The books of the Bible were already authorized by the first century.
There was no "Bible" in the 1st century. The closest thing to a Bible in the first century would have been the Septuagint; something Christians used extensively as most of the New Testament quotations of the Old are often taken verbatim from the Septuagint.
However Jewish opinion in the 1st century was quite diverse, perhaps you are familiar with the disagreements between the Sadducees and the Pharisees; the Sadducees accepting only the five books of the Torah; while the Pharisees accepted the Torah, the Prophets, and the Psalms.
With the fall of the Temple in the year 70 Sadduceeism died off, it was Pharisaism that survived.
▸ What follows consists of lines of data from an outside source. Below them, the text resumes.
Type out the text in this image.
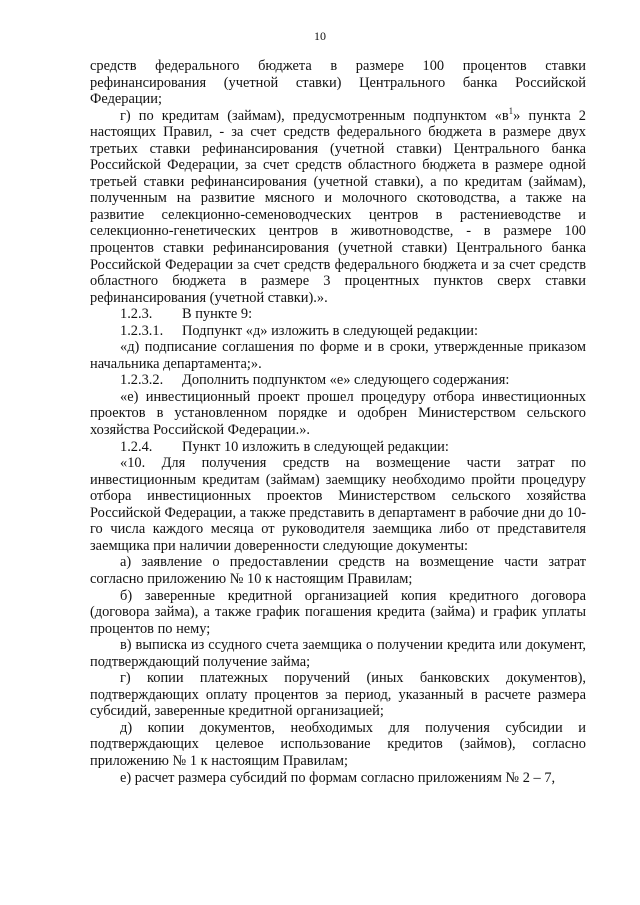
10

средств федерального бюджета в размере 100 процентов ставки рефинансирования (учетной ставки) Центрального банка Российской Федерации;

г) по кредитам (займам), предусмотренным подпунктом «$в^1$» пункта 2 настоящих Правил, - за счет средств федерального бюджета в размере двух третьих ставки рефинансирования (учетной ставки) Центрального банка Российской Федерации, за счет средств областного бюджета в размере одной третьей ставки рефинансирования (учетной ставки), а по кредитам (займам), полученным на развитие мясного и молочного скотоводства, а также на развитие селекционно-семеноводческих центров в растениеводстве и селекционно-генетических центров в животноводстве, - в размере 100 процентов ставки рефинансирования (учетной ставки) Центрального банка Российской Федерации за счет средств федерального бюджета и за счет средств областного бюджета в размере 3 процентных пунктов сверх ставки рефинансирования (учетной ставки).».

1.2.3. В пункте 9:

1.2.3.1. Подпункт «д» изложить в следующей редакции:

«д) подписание соглашения по форме и в сроки, утвержденные приказом начальника департамента;».

1.2.3.2. Дополнить подпунктом «е» следующего содержания:

«е) инвестиционный проект прошел процедуру отбора инвестиционных проектов в установленном порядке и одобрен Министерством сельского хозяйства Российской Федерации.».

1.2.4. Пункт 10 изложить в следующей редакции:

«10. Для получения средств на возмещение части затрат по инвестиционным кредитам (займам) заемщику необходимо пройти процедуру отбора инвестиционных проектов Министерством сельского хозяйства Российской Федерации, а также представить в департамент в рабочие дни до 10-го числа каждого месяца от руководителя заемщика либо от представителя заемщика при наличии доверенности следующие документы:

а) заявление о предоставлении средств на возмещение части затрат согласно приложению № 10 к настоящим Правилам;

б) заверенные кредитной организацией копия кредитного договора (договора займа), а также график погашения кредита (займа) и график уплаты процентов по нему;

в) выписка из ссудного счета заемщика о получении кредита или документ, подтверждающий получение займа;

г) копии платежных поручений (иных банковских документов), подтверждающих оплату процентов за период, указанный в расчете размера субсидий, заверенные кредитной организацией;

д) копии документов, необходимых для получения субсидии и подтверждающих целевое использование кредитов (займов), согласно приложению № 1 к настоящим Правилам;

е) расчет размера субсидий по формам согласно приложениям № 2 – 7,
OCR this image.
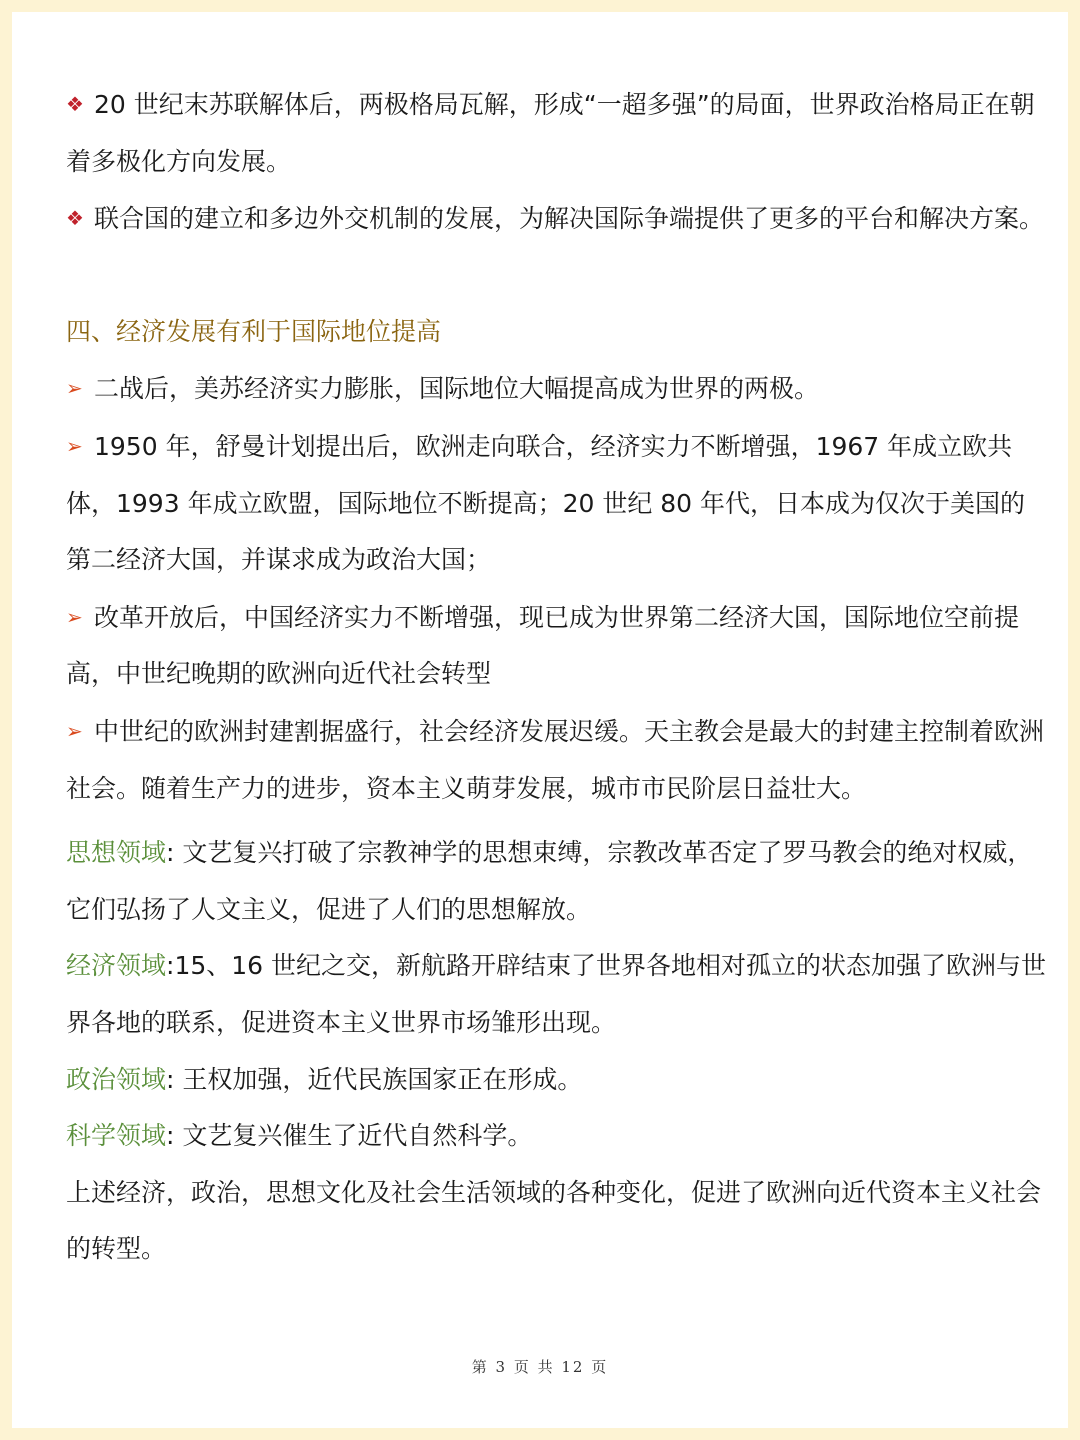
❖ 20 世纪末苏联解体后，两极格局瓦解，形成“一超多强”的局面，世界政治格局正在朝着多极化方向发展。

❖ 联合国的建立和多边外交机制的发展，为解决国际争端提供了更多的平台和解决方案。

四、经济发展有利于国际地位提高

➢ 二战后，美苏经济实力膨胀，国际地位大幅提高成为世界的两极。

➢ 1950 年，舒曼计划提出后，欧洲走向联合，经济实力不断增强，1967 年成立欧共体，1993 年成立欧盟，国际地位不断提高；20 世纪 80 年代，日本成为仅次于美国的第二经济大国，并谋求成为政治大国；

➢ 改革开放后，中国经济实力不断增强，现已成为世界第二经济大国，国际地位空前提高，中世纪晚期的欧洲向近代社会转型

➢ 中世纪的欧洲封建割据盛行，社会经济发展迟缓。天主教会是最大的封建主控制着欧洲社会。随着生产力的进步，资本主义萌芽发展，城市市民阶层日益壮大。

思想领域: 文艺复兴打破了宗教神学的思想束缚，宗教改革否定了罗马教会的绝对权威，它们弘扬了人文主义，促进了人们的思想解放。

经济领域:15、16 世纪之交，新航路开辟结束了世界各地相对孤立的状态加强了欧洲与世界各地的联系，促进资本主义世界市场雏形出现。

政治领域: 王权加强，近代民族国家正在形成。

科学领域: 文艺复兴催生了近代自然科学。

上述经济，政治，思想文化及社会生活领域的各种变化，促进了欧洲向近代资本主义社会的转型。

第 3 页 共 12 页
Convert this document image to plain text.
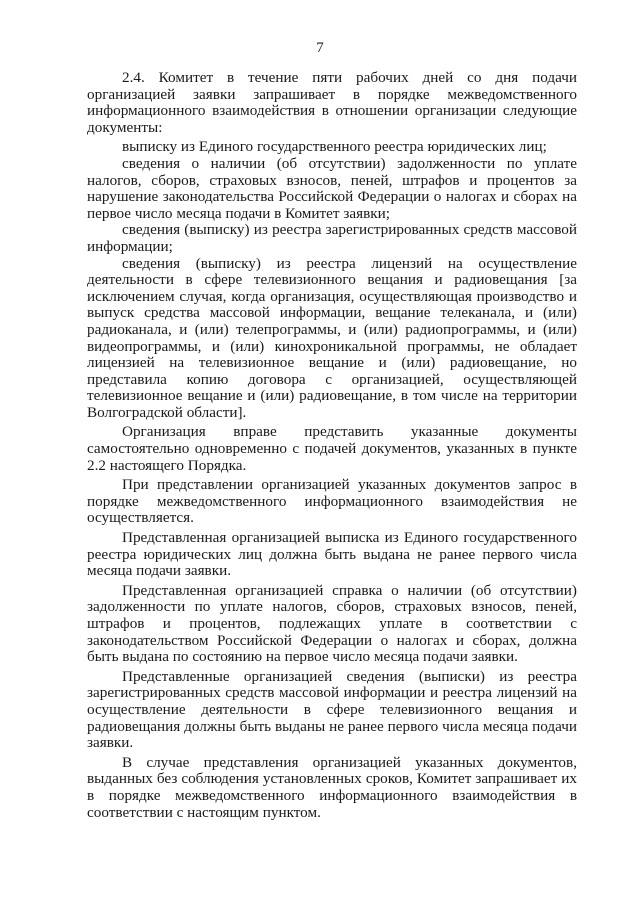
7

2.4. Комитет в течение пяти рабочих дней со дня подачи организацией заявки запрашивает в порядке межведомственного информационного взаимодействия в отношении организации следующие документы:

выписку из Единого государственного реестра юридических лиц;

сведения о наличии (об отсутствии) задолженности по уплате налогов, сборов, страховых взносов, пеней, штрафов и процентов за нарушение законодательства Российской Федерации о налогах и сборах на первое число месяца подачи в Комитет заявки;

сведения (выписку) из реестра зарегистрированных средств массовой информации;

сведения (выписку) из реестра лицензий на осуществление деятельности в сфере телевизионного вещания и радиовещания [за исключением случая, когда организация, осуществляющая производство и выпуск средства массовой информации, вещание телеканала, и (или) радиоканала, и (или) телепрограммы, и (или) радиопрограммы, и (или) видеопрограммы, и (или) кинохроникальной программы, не обладает лицензией на телевизионное вещание и (или) радиовещание, но представила копию договора с организацией, осуществляющей телевизионное вещание и (или) радиовещание, в том числе на территории Волгоградской области].

Организация вправе представить указанные документы самостоятельно одновременно с подачей документов, указанных в пункте 2.2 настоящего Порядка.

При представлении организацией указанных документов запрос в порядке межведомственного информационного взаимодействия не осуществляется.

Представленная организацией выписка из Единого государственного реестра юридических лиц должна быть выдана не ранее первого числа месяца подачи заявки.

Представленная организацией справка о наличии (об отсутствии) задолженности по уплате налогов, сборов, страховых взносов, пеней, штрафов и процентов, подлежащих уплате в соответствии с законодательством Российской Федерации о налогах и сборах, должна быть выдана по состоянию на первое число месяца подачи заявки.

Представленные организацией сведения (выписки) из реестра зарегистрированных средств массовой информации и реестра лицензий на осуществление деятельности в сфере телевизионного вещания и радиовещания должны быть выданы не ранее первого числа месяца подачи заявки.

В случае представления организацией указанных документов, выданных без соблюдения установленных сроков, Комитет запрашивает их в порядке межведомственного информационного взаимодействия в соответствии с настоящим пунктом.
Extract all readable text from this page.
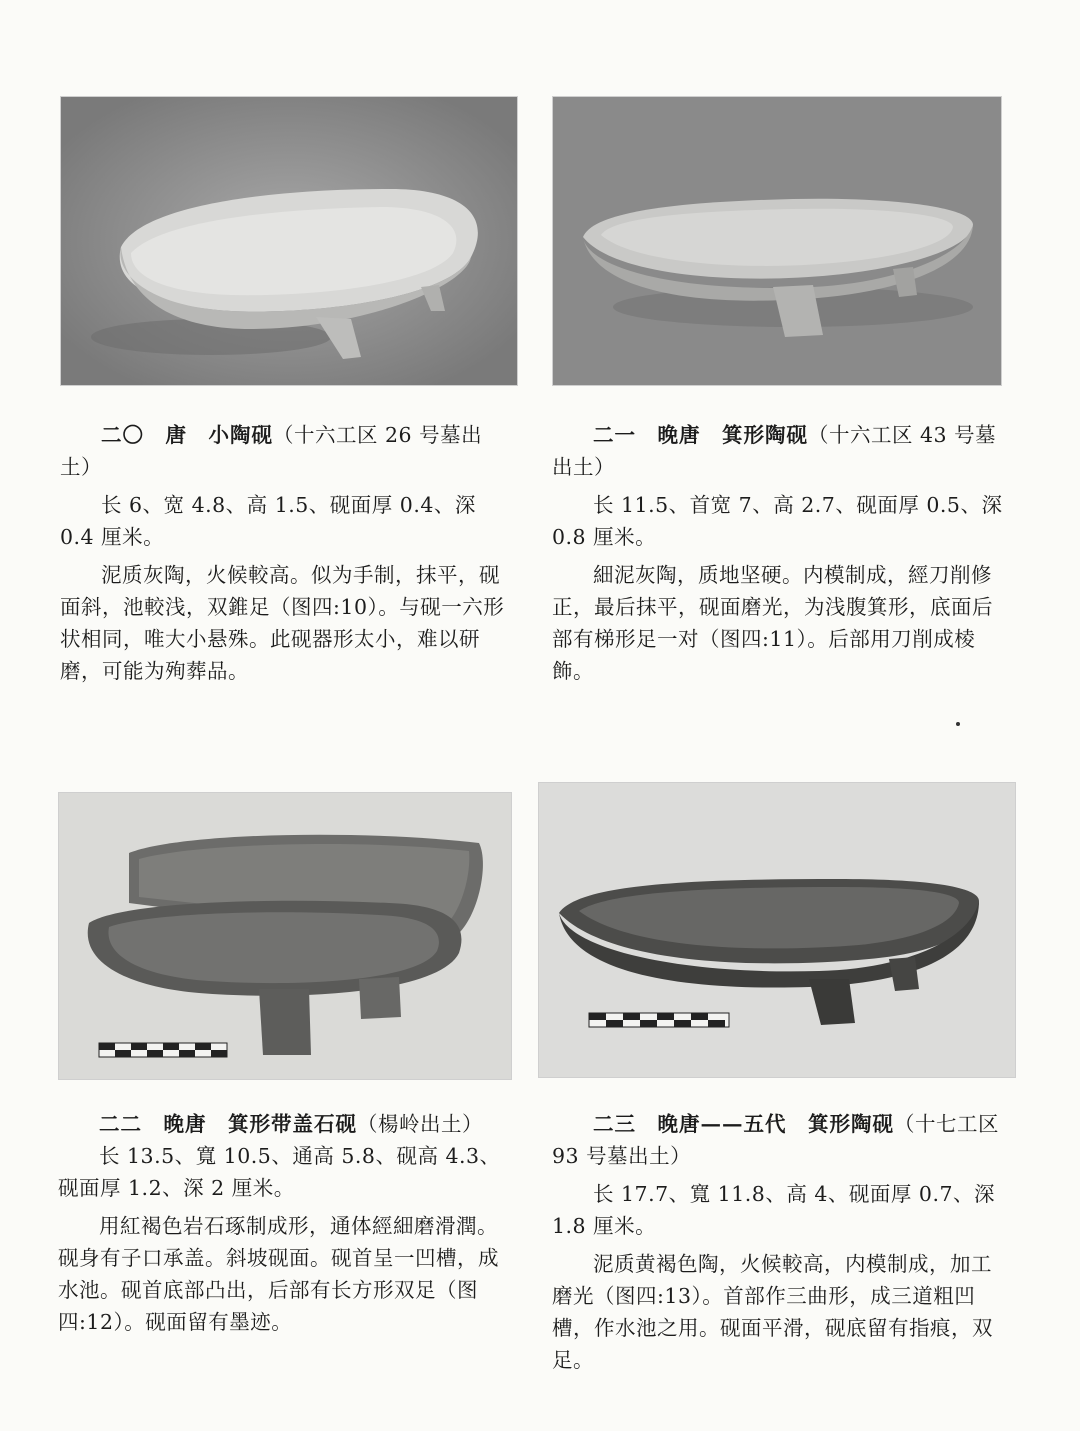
二〇　唐　小陶砚（十六工区 26 号墓出土）

长 6、宽 4.8、高 1.5、砚面厚 0.4、深 0.4 厘米。

泥质灰陶，火候較高。似为手制，抹平，砚面斜，池較浅，双錐足（图四:10）。与砚一六形状相同，唯大小悬殊。此砚器形太小，难以研磨，可能为殉葬品。

二一　晚唐　箕形陶砚（十六工区 43 号墓出土）

长 11.5、首宽 7、高 2.7、砚面厚 0.5、深 0.8 厘米。

細泥灰陶，质地坚硬。内模制成，經刀削修正，最后抹平，砚面磨光，为浅腹箕形，底面后部有梯形足一对（图四:11）。后部用刀削成棱飾。

二二　晚唐　箕形带盖石砚（楊岭出土）

长 13.5、寬 10.5、通高 5.8、砚高 4.3、砚面厚 1.2、深 2 厘米。

用紅褐色岩石琢制成形，通体經細磨滑潤。砚身有子口承盖。斜坡砚面。砚首呈一凹槽，成水池。砚首底部凸出，后部有长方形双足（图四:12）。砚面留有墨迹。

二三　晚唐——五代　箕形陶砚（十七工区 93 号墓出土）

长 17.7、寬 11.8、高 4、砚面厚 0.7、深 1.8 厘米。

泥质黄褐色陶，火候較高，内模制成，加工磨光（图四:13）。首部作三曲形，成三道粗凹槽，作水池之用。砚面平滑，砚底留有指痕，双足。
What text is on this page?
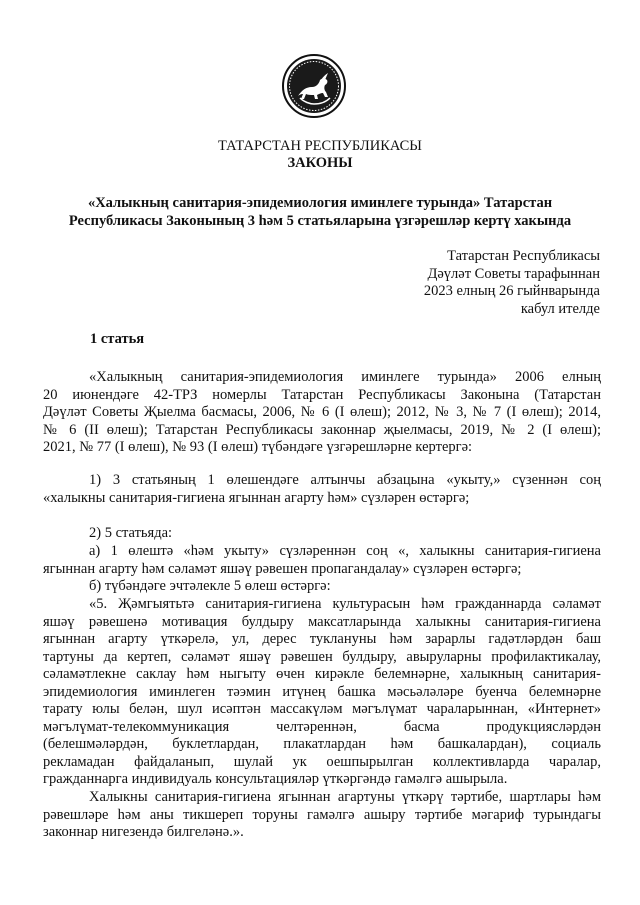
ТАТАРСТАН РЕСПУБЛИКАСЫ
ЗАКОНЫ
«Халыкның санитария-эпидемиология иминлеге турында» Татарстан
Республикасы Законының 3 һәм 5 статьяларына үзгәрешләр кертү хакында
Татарстан Республикасы
Дәүләт Советы тарафыннан
2023 елның 26 гыйнварында
кабул ителде
1 статья
«Халыкның санитария-эпидемиология иминлеге турында» 2006 елның
20 июнендәге 42-ТРЗ номерлы Татарстан Республикасы Законына (Татарстан
Дәүләт Советы Җыелма басмасы, 2006, № 6 (I өлеш); 2012, № 3, № 7 (I өлеш); 2014,
№ 6 (II өлеш); Татарстан Республикасы законнар җыелмасы, 2019, № 2 (I өлеш);
2021, № 77 (I өлеш), № 93 (I өлеш) түбәндәге үзгәрешләрне кертергә:
1) 3 статьяның 1 өлешендәге алтынчы абзацына «укыту,» сүзеннән соң
«халыкны санитария-гигиена ягыннан агарту һәм» сүзләрен өстәргә;
2) 5 статьяда:
а) 1 өлештә «һәм укыту» сүзләреннән соң «, халыкны санитария-гигиена
ягыннан агарту һәм сәламәт яшәү рәвешен пропагандалау» сүзләрен өстәргә;
б) түбәндәге эчтәлекле 5 өлеш өстәргә:
«5. Җәмгыятьтә санитария-гигиена культурасын һәм гражданнарда сәламәт
яшәү рәвешенә мотивация булдыру максатларында халыкны санитария-гигиена
ягыннан агарту үткәрелә, ул, дерес туклануны һәм зарарлы гадәтләрдән баш
тартуны да кертеп, сәламәт яшәү рәвешен булдыру, авыруларны профилактикалау,
сәламәтлекне саклау һәм ныгыту өчен кирәкле белемнәрне, халыкның санитария-
эпидемиология иминлеген тәэмин итүнең башка мәсьәләләре буенча белемнәрне
тарату юлы белән, шул исәптән массакүләм мәгълүмат чараларыннан, «Интернет»
мәгълүмат-телекоммуникация челтәреннән, басма продукциясләрдән
(белешмәләрдән, буклетлардан, плакатлардан һәм башкалардан), социаль
рекламадан файдаланып, шулай ук оешпырылган коллективларда чаралар,
гражданнарга индивидуаль консультацияләр үткәргәндә гамәлгә ашырыла.
Халыкны санитария-гигиена ягыннан агартуны үткәрү тәртибе, шартлары һәм
рәвешләре һәм аны тикшереп торуны гамәлгә ашыру тәртибе мәгариф турындагы
законнар нигезендә билгеләнә.».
But there was no clear boundaries for the Jewish Canon, debates in Judaism over books like Daniel were going on independently of debates in Christianity over the nature of what is and isn't canonical.
The Torah and Prophets were probably pretty well established in the Pharisaical tradition, as was the position of the Psalms--what remained was that category now known as the Writings, and as such the basis of the Jewish Tanakh and its three-fold division of Torah, Prophets, and Writings. In 1st and later century Judaism the book of Daniel, as an example, wasn't among the Prophets, but among the Writings.
Christians certainly did receive their scriptural tradition from Judaism, but the boundaries are imprecise. For example among those texts that in Judaism are considered "the Writings" Christian writers regularly refer and quote from the Psalms, which were indeed well established as scripture in the period, but simultaneously we find some texts simply are never quoted or referred to, books whose status were indeed nebulous, such as Esther or the Song of Songs.
In Judaism the Greek textual tradition of the Septuagint was ultimately rejected, and a leading defining factor was the text having a known Hebrew original; which in antiquity meant Judaism excluding works such as Sirach and 1 & 2 Maccabees. Though it is now believed that many of these works did have a Hebrew or Aramaic original prior to being translated into Greek vis-a-vis the Septuagint.
So, as it stands, no there was nothing emphatically established by the end of the first century; there was instead a rough idea, a nucleus of scripture that was read and received within the nascent communities of the Church. It is in this context that 2 Peter refers to the writings of Paul being read as scripture in the churches. This is the burgeoning of a distinctively Christian scriptural tradition running independently and in parallel with the still developing Jewish scriptural tradition.
It is in that context which a canonical nucleus comes about; but remains a continued point of disagreement among Christians for hundred years. The conversation was chiefly friendly in antiquity, Christian leaders expressing that some accept X and while others accept Y, that everyone accepts Z, and so on. This can be seen throughout the writings produced throughout antiquity and into the medieval period. Local councils which did engage in which books were to be read in churches in their diocese such as the Councils of Laodicea and Carthage were not in complete agreement with one another--and we shouldn't expect they had to be given that they were local synods dealing with local issues of church practice.
The point remains that the Bible, as we understand it, is a liturgical document arising out of an evolving consensus. There was no prophet, no apostle, no angel, or anything of that nature which placed a stamp or seal on a collection of scriptures as the definitive biblical canon. It was instead a complex, organic process that could often be quite messy. There is no divinely ordained Canon, the Canon is a product of the Church and part of the Church's tradition. The issue of faith is that these texts, received into and by the Church and placed into a biblical canon are divinely inspired--it is a position of faith that says yes, they are. There exists no divine record of what is and is not to be canonical, that process occurred within the day-in and day-out life of the Church over many hundreds of years. And it is why, to this day, there is no universal agreement as to what is and is not canonical Scripture--namely the disagreement over the Deuterocanonical texts: Tobit, Judith, 1 & 2 Maccabees (& 3 Maccabees), the 151st Psalm, Baruch, etc.